Par L'Oeil de Brutus, sur son blog

SORTIR DE L’EURO : ON NE PEUT PAS OU ON NE VEUT PAS ? LA QUESTION DE LA DEMOCRATIE.

« Tout le monde savait que c'était impossible. Il est venu un imbécile qui ne le savait pas et qui l'a fait. »

Marcel Pagnol

Ce billet s’inscrit dans le prolongement d’un débat initié à la suite d’une critique d’un article de M. Colletis-Wahl (ici), à laquelle celui a eu l’amabilité de répondre (ici).

Introduction

« L’euro est irréversible » : c’est une litanie que l’on entonne religieusement en eurobéatitude (notamment de la part de Mario Draghi, patron de la BCE).
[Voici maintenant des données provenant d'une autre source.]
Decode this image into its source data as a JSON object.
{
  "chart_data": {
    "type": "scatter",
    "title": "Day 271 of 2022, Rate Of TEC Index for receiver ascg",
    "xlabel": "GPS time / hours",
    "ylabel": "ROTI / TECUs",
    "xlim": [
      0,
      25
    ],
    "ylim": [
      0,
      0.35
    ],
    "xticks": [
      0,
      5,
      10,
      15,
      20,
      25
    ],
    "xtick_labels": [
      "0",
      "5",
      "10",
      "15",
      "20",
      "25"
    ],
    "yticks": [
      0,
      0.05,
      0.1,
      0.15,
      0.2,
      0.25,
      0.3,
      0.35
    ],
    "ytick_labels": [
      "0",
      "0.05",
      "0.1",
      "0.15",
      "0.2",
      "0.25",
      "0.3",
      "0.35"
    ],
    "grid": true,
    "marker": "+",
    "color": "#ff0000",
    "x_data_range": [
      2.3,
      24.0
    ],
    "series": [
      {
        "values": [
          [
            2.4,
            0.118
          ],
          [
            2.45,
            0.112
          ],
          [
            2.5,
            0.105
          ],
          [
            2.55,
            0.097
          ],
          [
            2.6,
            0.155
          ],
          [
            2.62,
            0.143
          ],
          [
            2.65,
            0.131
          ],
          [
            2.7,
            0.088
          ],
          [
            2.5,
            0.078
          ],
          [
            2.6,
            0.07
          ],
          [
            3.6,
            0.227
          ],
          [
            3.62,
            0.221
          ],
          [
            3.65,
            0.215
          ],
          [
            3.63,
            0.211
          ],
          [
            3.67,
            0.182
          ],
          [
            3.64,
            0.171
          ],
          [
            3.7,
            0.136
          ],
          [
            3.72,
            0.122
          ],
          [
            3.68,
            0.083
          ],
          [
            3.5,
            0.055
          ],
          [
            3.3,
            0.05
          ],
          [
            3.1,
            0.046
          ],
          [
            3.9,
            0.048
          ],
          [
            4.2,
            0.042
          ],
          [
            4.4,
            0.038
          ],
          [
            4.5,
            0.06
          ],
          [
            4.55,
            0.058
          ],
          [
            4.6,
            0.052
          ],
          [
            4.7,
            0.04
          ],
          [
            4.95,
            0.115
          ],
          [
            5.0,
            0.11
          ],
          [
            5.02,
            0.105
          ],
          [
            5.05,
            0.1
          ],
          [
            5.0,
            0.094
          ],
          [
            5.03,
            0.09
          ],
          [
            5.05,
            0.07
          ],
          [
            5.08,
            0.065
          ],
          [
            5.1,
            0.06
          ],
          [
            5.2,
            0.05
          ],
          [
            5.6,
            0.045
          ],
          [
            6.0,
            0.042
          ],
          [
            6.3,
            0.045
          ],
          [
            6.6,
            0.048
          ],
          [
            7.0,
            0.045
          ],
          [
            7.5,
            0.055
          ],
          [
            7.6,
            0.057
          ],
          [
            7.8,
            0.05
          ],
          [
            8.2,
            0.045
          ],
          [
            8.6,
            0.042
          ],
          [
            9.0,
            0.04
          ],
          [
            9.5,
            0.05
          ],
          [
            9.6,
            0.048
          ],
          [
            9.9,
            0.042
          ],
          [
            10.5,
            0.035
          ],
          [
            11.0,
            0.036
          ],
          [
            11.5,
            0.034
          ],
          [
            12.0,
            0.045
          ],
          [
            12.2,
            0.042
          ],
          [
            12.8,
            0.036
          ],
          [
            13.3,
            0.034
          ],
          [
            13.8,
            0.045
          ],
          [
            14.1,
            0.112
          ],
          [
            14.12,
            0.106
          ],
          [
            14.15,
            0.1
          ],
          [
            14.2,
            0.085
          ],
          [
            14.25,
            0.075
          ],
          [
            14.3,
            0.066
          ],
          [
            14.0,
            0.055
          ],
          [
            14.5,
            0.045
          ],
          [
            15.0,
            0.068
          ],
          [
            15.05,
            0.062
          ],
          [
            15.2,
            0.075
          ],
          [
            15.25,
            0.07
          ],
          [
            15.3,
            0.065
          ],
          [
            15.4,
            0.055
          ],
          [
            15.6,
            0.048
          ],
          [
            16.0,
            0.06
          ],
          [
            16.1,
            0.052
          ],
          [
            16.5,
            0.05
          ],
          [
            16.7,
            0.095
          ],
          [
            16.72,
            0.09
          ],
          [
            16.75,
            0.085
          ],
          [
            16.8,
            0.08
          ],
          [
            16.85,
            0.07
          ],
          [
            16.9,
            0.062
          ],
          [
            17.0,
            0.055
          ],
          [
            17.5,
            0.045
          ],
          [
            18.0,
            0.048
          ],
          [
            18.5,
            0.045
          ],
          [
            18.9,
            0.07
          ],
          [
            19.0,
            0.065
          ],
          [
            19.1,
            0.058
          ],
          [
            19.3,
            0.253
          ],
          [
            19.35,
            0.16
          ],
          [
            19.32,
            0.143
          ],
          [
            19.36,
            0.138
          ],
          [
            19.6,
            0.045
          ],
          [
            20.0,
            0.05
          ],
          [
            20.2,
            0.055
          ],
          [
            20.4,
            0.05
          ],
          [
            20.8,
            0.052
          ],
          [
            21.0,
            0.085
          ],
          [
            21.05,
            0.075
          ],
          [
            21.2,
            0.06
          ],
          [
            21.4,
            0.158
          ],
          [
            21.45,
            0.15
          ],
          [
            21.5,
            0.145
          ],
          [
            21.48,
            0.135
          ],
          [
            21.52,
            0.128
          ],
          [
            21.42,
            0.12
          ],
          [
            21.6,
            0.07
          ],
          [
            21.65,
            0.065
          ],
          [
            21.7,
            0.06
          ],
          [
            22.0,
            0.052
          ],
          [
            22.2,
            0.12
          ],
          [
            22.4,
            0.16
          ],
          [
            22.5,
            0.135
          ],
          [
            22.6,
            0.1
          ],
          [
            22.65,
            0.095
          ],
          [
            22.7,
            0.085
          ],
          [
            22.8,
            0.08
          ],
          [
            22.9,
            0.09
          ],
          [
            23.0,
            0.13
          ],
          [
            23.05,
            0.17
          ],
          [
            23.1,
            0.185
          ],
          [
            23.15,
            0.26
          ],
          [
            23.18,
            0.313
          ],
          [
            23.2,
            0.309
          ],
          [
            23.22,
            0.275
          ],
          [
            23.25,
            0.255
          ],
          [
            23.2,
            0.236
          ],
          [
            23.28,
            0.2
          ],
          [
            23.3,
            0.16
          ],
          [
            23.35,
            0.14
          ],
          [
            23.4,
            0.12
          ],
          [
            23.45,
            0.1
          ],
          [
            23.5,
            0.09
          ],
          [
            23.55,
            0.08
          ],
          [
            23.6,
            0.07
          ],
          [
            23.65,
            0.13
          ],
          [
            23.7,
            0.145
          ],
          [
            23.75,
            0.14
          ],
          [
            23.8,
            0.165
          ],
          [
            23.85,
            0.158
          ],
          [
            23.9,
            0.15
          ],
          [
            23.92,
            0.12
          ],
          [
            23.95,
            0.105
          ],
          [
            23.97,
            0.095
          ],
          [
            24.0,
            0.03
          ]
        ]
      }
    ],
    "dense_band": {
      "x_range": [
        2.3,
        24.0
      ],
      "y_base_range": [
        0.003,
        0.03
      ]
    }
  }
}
Il s’en trouve au sommet de la technocratie européenne (mais pas seulement) à croire que leurs créations humaines sont éternelles. L’assertion en elle-même non seulement décrédibilise leurs auteurs mais laisse entrevoir ce qu’est leur vision de la démocratie. Dans leur eschatologie de « fin de l’histoire », ces demi-dieux prétendent donc à l’éternité et surtout au droit et au devoir de dicter aux peuples le sens de leur destinée. Autre époque, autre économicisme totalitaire : les marxistes aussi clamaient l’avènement inéluctable de la fin de l’histoire.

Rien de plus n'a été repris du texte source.